The following sunday my network was completely down. After a hard reboot things would work for a little while (usually less than 30 minutes). I swapped my old router back in and did some testing with the pfSense box.
I decided set it up next to me with a monitor and hopefully see what happens. SMART data is fine and memtest reports no errors (8hrs+). After a while I saw ahcich1 timeouts (no BIOS settings were ever changed). I tried the following and tested after each step:
- clean install 2.3.1
- update BIOS
- clean install 2.3.1
- fiddle around in BIOS
- reset BIOS and did a clean install of 2.2.5
The problem remained.
As a last resort I checked for possible firmware updates for the SSD. I found Crucial did release a critical update to correct an issue that an SSD would not wake from sleep.
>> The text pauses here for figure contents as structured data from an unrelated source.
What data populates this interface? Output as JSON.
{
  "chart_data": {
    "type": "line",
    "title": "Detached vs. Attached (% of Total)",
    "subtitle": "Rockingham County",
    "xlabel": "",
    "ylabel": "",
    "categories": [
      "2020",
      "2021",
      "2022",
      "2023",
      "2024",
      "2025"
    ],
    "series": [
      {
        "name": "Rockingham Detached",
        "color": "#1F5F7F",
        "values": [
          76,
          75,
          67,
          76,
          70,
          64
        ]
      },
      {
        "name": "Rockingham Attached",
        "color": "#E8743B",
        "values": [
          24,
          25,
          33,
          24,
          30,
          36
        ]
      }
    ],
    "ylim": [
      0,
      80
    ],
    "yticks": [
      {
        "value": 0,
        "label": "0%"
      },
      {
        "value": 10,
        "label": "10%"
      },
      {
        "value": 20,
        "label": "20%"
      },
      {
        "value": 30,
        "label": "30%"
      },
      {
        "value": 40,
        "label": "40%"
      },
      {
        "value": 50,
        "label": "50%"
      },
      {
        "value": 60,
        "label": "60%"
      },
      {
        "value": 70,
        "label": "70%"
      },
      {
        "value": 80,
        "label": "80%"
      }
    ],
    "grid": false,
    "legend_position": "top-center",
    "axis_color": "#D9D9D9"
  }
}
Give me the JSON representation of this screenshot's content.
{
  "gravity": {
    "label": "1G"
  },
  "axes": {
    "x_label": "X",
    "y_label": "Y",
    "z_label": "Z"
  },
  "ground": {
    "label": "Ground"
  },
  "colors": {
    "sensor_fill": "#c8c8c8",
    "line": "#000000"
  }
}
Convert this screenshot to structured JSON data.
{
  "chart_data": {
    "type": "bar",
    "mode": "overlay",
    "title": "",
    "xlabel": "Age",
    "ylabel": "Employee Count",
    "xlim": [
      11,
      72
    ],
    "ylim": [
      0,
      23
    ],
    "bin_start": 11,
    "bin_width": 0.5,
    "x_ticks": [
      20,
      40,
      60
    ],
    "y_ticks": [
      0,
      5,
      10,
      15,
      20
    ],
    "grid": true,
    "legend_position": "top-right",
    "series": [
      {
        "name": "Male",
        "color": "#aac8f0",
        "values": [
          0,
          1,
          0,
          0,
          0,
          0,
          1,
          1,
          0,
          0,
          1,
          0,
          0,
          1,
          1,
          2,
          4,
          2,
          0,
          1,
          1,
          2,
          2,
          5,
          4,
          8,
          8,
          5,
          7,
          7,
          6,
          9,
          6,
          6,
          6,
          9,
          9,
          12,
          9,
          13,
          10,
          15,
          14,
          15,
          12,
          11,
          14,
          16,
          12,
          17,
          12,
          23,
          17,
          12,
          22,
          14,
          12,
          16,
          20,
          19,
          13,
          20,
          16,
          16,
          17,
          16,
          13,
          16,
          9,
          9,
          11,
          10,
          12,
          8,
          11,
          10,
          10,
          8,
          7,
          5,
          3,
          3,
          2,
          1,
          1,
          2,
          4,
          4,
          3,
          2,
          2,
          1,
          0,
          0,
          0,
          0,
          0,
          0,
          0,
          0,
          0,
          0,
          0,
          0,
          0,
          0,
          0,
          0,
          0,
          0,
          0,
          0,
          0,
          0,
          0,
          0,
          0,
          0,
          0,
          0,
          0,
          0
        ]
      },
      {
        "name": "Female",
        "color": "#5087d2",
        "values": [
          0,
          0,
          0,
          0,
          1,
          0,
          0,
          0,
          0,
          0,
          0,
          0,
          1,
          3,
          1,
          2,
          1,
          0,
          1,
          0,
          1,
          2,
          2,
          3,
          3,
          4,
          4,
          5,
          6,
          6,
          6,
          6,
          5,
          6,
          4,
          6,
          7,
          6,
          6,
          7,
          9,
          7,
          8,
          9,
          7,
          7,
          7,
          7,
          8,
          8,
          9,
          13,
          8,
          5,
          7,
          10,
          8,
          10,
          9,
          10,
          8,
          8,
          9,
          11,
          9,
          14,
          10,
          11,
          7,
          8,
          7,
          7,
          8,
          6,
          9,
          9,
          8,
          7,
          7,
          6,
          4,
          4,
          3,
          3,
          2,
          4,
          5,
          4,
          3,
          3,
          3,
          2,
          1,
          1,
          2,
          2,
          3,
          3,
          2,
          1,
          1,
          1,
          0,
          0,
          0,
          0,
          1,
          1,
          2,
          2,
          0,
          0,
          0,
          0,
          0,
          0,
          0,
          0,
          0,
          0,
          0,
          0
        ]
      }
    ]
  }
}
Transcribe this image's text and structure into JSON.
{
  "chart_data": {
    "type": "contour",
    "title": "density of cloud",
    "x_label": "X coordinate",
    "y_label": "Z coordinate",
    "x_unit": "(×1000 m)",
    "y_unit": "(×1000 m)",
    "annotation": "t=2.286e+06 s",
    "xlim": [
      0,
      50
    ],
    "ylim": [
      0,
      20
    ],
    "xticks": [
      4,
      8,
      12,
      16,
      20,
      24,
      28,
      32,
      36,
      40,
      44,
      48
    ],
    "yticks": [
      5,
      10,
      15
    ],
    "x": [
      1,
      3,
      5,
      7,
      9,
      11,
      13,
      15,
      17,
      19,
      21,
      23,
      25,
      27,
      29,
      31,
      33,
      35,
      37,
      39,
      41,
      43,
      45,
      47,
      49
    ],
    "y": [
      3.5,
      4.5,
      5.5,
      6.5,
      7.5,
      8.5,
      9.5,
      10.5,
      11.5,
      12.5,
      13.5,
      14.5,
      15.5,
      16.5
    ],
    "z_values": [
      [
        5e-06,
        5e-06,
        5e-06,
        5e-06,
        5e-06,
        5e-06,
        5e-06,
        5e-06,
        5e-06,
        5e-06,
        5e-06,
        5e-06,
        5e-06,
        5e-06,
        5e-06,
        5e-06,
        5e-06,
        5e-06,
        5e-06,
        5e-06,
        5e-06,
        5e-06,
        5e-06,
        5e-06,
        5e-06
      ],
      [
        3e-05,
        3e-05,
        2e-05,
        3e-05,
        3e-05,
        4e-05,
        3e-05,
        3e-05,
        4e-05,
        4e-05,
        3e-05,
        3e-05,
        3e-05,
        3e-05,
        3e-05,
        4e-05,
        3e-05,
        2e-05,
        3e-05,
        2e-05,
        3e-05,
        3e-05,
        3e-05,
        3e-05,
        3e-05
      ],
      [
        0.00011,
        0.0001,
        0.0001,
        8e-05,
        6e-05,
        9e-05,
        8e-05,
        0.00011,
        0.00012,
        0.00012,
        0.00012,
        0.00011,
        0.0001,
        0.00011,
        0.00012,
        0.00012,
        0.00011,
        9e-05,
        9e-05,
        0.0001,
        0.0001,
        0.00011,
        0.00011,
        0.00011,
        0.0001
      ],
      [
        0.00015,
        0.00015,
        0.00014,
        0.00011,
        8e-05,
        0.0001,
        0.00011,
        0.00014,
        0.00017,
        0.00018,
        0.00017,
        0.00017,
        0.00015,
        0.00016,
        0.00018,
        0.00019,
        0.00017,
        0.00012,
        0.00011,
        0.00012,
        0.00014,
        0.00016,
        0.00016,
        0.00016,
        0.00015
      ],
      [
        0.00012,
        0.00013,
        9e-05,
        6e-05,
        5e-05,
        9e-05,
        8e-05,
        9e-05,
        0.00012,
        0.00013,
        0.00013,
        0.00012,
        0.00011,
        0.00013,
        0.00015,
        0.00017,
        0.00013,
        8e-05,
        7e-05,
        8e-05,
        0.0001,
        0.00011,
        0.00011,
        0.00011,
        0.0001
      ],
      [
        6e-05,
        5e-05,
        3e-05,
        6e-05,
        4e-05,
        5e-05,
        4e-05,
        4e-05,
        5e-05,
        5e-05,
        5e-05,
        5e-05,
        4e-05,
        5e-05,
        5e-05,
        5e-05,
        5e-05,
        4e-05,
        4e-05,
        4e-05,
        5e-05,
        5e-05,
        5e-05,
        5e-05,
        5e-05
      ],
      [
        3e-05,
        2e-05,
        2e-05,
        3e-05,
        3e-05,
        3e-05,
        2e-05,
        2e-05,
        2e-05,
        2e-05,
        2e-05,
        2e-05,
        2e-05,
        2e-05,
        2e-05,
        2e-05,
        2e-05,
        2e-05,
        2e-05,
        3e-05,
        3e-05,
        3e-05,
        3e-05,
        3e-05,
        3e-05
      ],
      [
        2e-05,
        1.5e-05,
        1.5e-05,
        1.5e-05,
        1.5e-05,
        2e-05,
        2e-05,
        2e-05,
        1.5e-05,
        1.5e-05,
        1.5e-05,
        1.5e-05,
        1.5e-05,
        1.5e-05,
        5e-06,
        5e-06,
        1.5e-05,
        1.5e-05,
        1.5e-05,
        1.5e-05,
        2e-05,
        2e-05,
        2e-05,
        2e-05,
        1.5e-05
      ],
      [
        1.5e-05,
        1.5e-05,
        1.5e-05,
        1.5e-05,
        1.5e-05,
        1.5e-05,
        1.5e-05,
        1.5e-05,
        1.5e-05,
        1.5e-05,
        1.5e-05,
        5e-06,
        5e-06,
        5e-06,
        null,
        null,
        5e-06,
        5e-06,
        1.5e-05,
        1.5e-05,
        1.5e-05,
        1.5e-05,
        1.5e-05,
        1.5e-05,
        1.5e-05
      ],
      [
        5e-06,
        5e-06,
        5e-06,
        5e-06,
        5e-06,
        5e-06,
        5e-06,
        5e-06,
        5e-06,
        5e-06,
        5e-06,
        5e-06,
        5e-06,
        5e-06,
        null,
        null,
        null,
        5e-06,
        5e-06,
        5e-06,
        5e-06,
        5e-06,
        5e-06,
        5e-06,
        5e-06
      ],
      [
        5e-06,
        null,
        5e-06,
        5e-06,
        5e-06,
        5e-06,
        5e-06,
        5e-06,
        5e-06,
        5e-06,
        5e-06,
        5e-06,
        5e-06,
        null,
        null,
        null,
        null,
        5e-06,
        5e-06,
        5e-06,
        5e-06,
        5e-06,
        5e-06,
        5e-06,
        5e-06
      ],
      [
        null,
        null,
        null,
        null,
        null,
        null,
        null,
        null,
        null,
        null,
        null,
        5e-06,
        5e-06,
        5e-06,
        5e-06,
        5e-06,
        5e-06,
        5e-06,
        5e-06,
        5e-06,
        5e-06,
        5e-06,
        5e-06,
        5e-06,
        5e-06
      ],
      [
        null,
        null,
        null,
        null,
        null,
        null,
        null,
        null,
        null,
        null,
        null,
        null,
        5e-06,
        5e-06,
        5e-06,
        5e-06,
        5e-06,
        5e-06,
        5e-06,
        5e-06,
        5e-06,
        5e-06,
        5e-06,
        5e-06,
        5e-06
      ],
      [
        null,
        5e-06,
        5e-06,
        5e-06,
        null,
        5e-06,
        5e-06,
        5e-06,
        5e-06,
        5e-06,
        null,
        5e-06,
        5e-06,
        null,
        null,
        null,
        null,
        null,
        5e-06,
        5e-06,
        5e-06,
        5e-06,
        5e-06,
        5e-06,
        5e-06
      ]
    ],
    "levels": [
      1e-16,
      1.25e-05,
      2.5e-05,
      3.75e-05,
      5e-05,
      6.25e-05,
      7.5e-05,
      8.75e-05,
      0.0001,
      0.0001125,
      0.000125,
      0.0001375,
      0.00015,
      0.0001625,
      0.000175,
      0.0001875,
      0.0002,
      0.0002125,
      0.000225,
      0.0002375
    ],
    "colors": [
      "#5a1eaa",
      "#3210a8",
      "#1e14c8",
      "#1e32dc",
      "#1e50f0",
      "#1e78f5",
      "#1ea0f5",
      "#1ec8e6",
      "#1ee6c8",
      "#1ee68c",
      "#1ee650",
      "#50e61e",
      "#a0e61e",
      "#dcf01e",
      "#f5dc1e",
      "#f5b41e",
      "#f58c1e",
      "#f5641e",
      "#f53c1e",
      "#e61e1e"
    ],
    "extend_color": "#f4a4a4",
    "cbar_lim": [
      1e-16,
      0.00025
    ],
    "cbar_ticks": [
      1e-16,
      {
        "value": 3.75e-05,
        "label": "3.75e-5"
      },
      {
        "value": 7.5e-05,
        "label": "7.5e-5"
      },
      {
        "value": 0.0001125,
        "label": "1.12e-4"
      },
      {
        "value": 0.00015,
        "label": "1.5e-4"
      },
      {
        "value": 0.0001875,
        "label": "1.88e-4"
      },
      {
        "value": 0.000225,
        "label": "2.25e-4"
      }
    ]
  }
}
Resolved a power-up timing issue that could result in a drive hang, resulting in an inability to communicate with the host computer. The hang condition would typically occur during power-up or resume from Sleep or Hibernate. Most often, a new power cycle will clear the condition and allow normal operations to continue. The failure mode has only been observed in factory test. The failure mode is believed to have been contained to the factory. This fix is being implemented for all new builds, for all form factors, as a precautionary measure. The fix may be implemented in the field, as desired, to prevent occurrence of this boot-time failure. To date, no known field returns have been shown to be related to this issue. A failure of this type would typically be recoverable by a system reset.
Right now my box has been up for 5 hours, so it's looking good. One thing I have to ask though: how did a software update trigger the SSD firmware bug? It ran fine for months. Was this one of those rare coincidences? Or were changes made to sleep behavior past version 2.2.5 (I went through the blog posts but couldn't find anything).
pfSense 2.2.* is based on FreeBSD 10.1
pfSense 2.3.* is based on FreeBSD 10.3
So anything that happened for FreeBSD 10.2 and then 10.3 in regard to drivers etc would have the possibility to trigger different behaviour.